26. Paragraph 2 of the Code of Ethics provides for “general standards” to be observed by members of the Executive. Consistently with the finding that the President failed to uphold the provisions of section 96 and 237 of the Constitution, it is submitted that the Committee can probe the issue of whether the President acted in breach of paragraph 2.1(b) and 2.1(d).
27. The above provisions (i) impose an obligation on the President to fulfil the obligations imposed; and (ii) require the President to act in a manner which safeguards the integrity of the office of the President or the government.
28. The factual finding of the Public Protector is that in December 2009, the President became personally aware of the expenditure at his property, which at that stage was estimated at R65 million. Despite this awareness, he failed to take action to prevent further expenditure, thereby placing his personal interest in conflict with those of his office. Furthermore, the finding of the Public Protector shows that the failure by the President to take steps in December 2009 in effect allowed further unchecked expenditure, resulting in more than R200 million by the time the matter came to be investigated by the Public Protector.
29. When considering the implications of the violations of the Ethics Code, as found by the Public Protector, the Committee must take into account that the President, as Head of the National Executive, is required to exercise executive oversight over other members of National Executive. That creates a responsibility that he must lead by example.

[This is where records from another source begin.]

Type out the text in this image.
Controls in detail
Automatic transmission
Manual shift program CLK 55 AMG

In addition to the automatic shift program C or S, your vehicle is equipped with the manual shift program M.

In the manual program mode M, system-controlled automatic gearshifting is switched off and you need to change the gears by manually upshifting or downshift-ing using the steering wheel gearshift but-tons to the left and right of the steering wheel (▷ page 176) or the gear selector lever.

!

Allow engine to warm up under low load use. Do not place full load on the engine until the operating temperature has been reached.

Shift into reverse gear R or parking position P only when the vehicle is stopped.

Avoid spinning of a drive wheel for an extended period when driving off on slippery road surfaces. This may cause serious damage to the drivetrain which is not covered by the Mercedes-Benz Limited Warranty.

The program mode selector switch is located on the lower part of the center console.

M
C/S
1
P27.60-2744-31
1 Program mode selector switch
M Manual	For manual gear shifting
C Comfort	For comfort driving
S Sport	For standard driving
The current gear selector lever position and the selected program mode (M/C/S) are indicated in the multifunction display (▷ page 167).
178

THE ISSUE OF THE SPECIAL INVESTIGATING UNIT INVESTIGATION
30. Before the establishment of the Ad Hoc Committee, it was reported that the President had decided that he would respond to the Report of the Public Protector, after certain further investigations had been conducted by the Special Investigating Unit (SIU). The President confirmed this in his letter to the Speaker dated 01 April 2014. 16
31. This stance by the President should not be entertained for the following reasons:
31.1 In terms of section 55 of the Constitution, it is clear that the President is accountable to the National Assembly, in his capacity as Head of the Executive. He is unable to dictate the terms of his engagement with the National Assembly.
31.2 In terms of section 181 of the Constitution, all organs of state, including the executive must assist chapter 9 institutions to ensure their effectiveness, impartiality and independence. The view taken by the President, effectively to equate the report of the Public Protector with a report prepared by members of the President’s Cabinet, diminishes the status of the report of the Public Protector. Furthermore, the failure to act in terms of the report – without challenging the report in any court of law – effectively undermines the effectiveness and the independence of the Public Protector.
31.3 The SIU investigation is limited to the matters outlined in the Proclamation by the President (No. R. 59, 2013) which focus on the Department of Public Works. The SIU is not competent to investigate the findings of the Public Protector, namely that the President acted in breach of the Constitution and the Code of Ethics. Any investigation by the SIU will not address those issues. Under the Constitution and the Executive Members Ethics Act, that is the responsibility of Parliament.
32. It is therefore submitted that the investigation by the National Assembly cannot be made subject to the report of the SIU. The National Assembly is not subservient to the SIU. If (as we submit) the President must answer certain questions, there is no legal or constitutional impediment to such course of action.
1 For example, if a President is removed and challenges his removal on the ground that his misconduct was trivial.
2 See, for example, Albutt v Centre for the Study of Violence and Reconciliation and Others  ZACC 4; 2010 (3) SA 293 (CC) ; 2010 (2) SACR 101 (CC) ; 2010 (5) BCLR 391 (CC); and Democratic Alliance v President of South Africa and Others  ZACC 24; 2012 (12) BCLR 1297 (CC); 2013 (1) SA 248 (CC).
3 Democratic Alliance (above) at para 34.